Patrons and GHC administrative staff alike are thrilled to fill the theater that lies under the slanted, triangular roofs of the center.

Outside of pandemic times, the center hosts 30-40 events a year, according to Vice President of Student Services Cal Erwin-Svodoba. This includes eight to nine outside performances, such as national touring and regional touring theater groups. Through these groups, the center is able to offer Broadway-quality performances here in Grays Harbor.

“It’s just been a wonderful addition,” said Margo Hood, Assistant to the Vice President for Student Services. “Not a lot of people around here have the opportunity to see live or diverse performances, shows like that are typically only available along the I-5 corridor.”

Day-to-day operations of the Bishop Center are run by the Office of the Vice President for Student Services at GHC.

The center was first built in 1974 as a gift to the college from the Bishop and Fleet families. While these famous timber families have long since left the Harbor, they continue to support the center through their foundation. A 2003 remodel provided crucial updates to the backstage area, including the addition of a green room and set designing workshop.

The center is a crucial resource for local talent, with both GHC students and nearby community members getting a stab at the spotlight.

The center’s closure has placed a particular strain on the pipeline of young community actors into local theater. In addition to three to four school group shows a year, the center hosts a summer musical geared specifically for school-aged children looking to try their hand at the performing arts.

“There’s so many community theaters in the area, so what we do with our summer musical is get the young involved,” said Erwin-Svodoba. “All of this is to get our community engaged with the arts. We know that for some, theater is their ticket to their future.”

About 70-80 people are involved in each production at the center, from performers to set designers. Erwin-Svodoba and Hood have both watched children grow up on the Bishop Center stage, with some continuing on to professional careers in the dramatic arts.

Stardom may not be for everyone, but the center is the beating heart of the performing arts in the Harbor. In addition to theater, it also plays host to live musical performances throughout the year. On May 15, after nearly 30 months since the last in-person concert, the Grays Harbor Civic Choir and Concert Band will reunite with audiences at the center for a performance. This June will also be a busy time for the center, which will play host to the Grays Harbor Symphony, the GHC Music Department Honors Recital, the GHC Jazz Concert, and an Opera workshop.
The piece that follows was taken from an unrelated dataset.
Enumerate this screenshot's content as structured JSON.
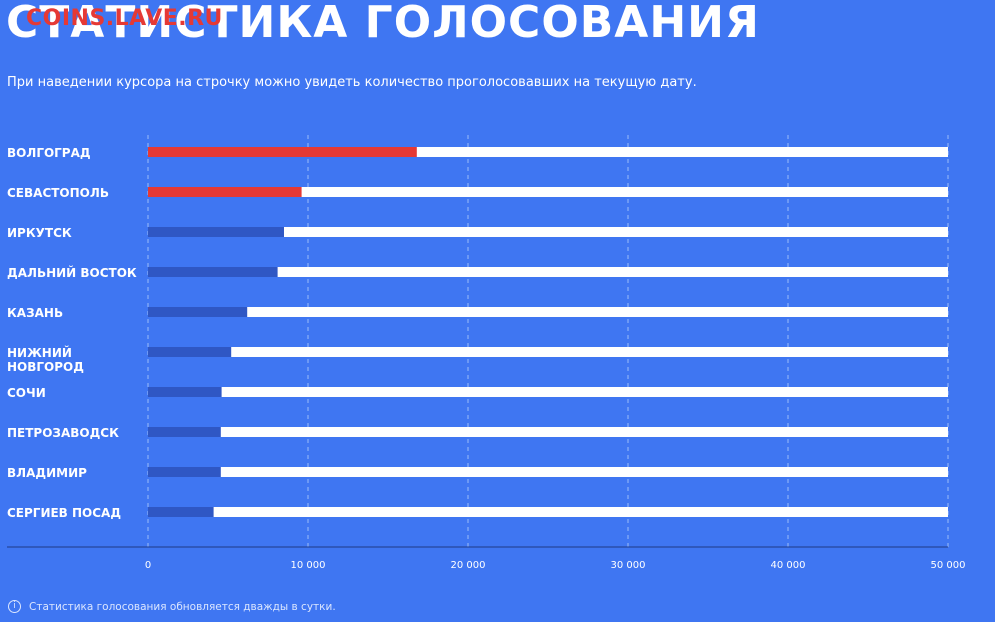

“The idea is to expand people’s minds on what art is,” said Hood. “We want to get people in the door to take the time to sit, listen, and expose themselves to something new.”

Accessibility to the public is at the core of the center’s operations, which is why tickets are kept at affordable prices. Audiences will also be able to enjoy abnormally comfortable theater seating. According to Hood, when the center was being constructed Mrs. Bishop found the two biggest loggers in town and made the chairs to their size so that she knew everyone would be comfortable. While updates to the seating would allow for larger audiences and more ticket sales, it was the vision of Mrs. Bishop that audience members have an enjoyable experience — ample legroom included.

After a rotating stage for Les Mis, a soaring lady for Mary Poppins, and a flying chandelier for Phantom of the Opera, audiences will have to wait and see what surprises are in store for them at this second of act of the Bishop Center.

Editor’s note: This story was scheduled to run in Washington Coast Magazine, Spring 2022 Edition. However, it did not run because of space and time constraints.